Holly Gentemann, manager, community marketing and player relations, 14 years.
Gentemann was also walking along the concourse and looking relaxed. The new mother is on maternity leave and the home opener was her first night away from her three-month old Chloe and first time ever sitting in the stands. Her pal from Kingston, Daphne Sword, accompanied her to the game. Responsible for on field happenings pre-game, Gentemann was not the usual customer in the sold out Rogers Centre.

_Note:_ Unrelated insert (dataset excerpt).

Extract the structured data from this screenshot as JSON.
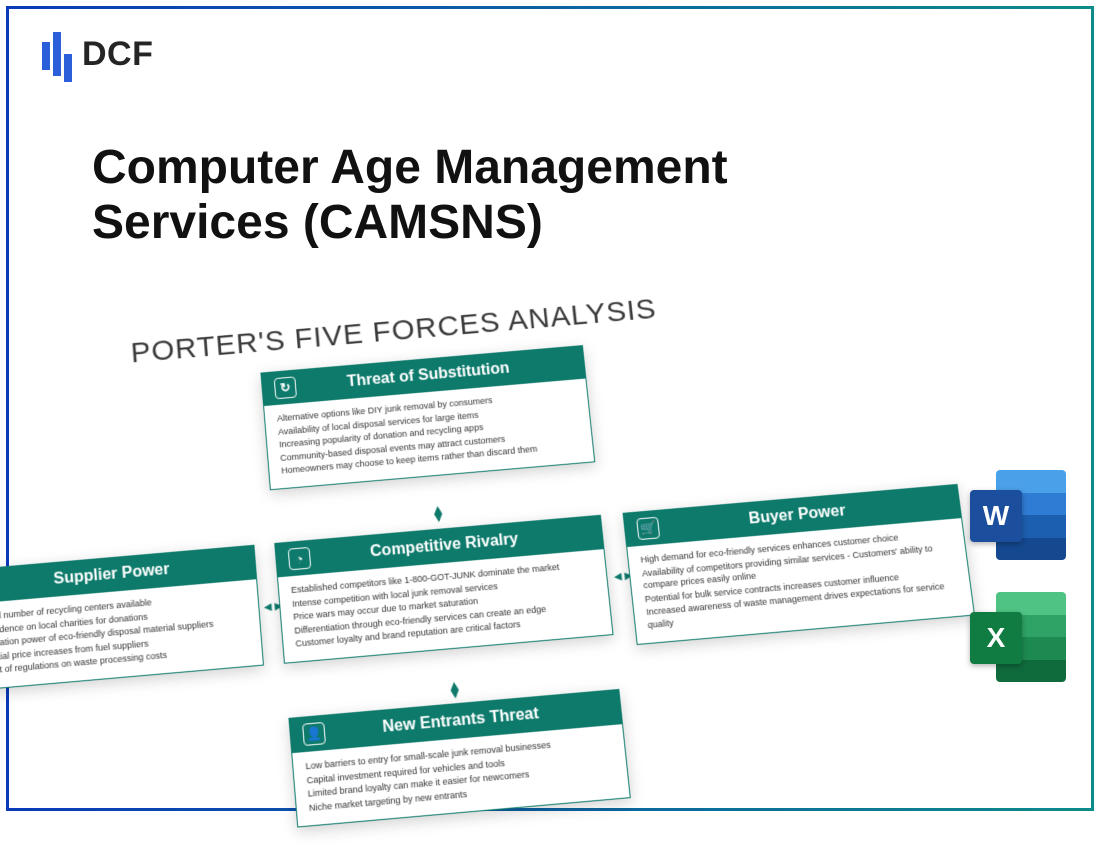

“I was trying to follow along, see what Marnie Starkman (who runs the show from the control room in the scoreboard) was going to do next,” said Gentemann, as Josh Donaldson was presented awards from the 2016 season, the giant Maple Leaf appeared and the anthem were sung.
Gentemann ran into Jeremy Boersna earlier. The two had not seen each other since Grade 13 at Queen Elizabeth Collegiate (also known as Kingston’s second-best HS, behind my school, KCVI). We spoke about the loss of Gary Lavallee, the legendary hockey player and how this summer Kingston is celebrating the 50th anniversary of the Kingston Aces winning the OHA, the Kingston Merchants taking the intermediate title and the Kingston Ponies winning the OBA senior title (for the first time since 1932) beating the Orillia Majors.
As Jim Bouton used to write ... it was opening night not Opening Night and to some in sales with the Jays it was the Honda Home Opener.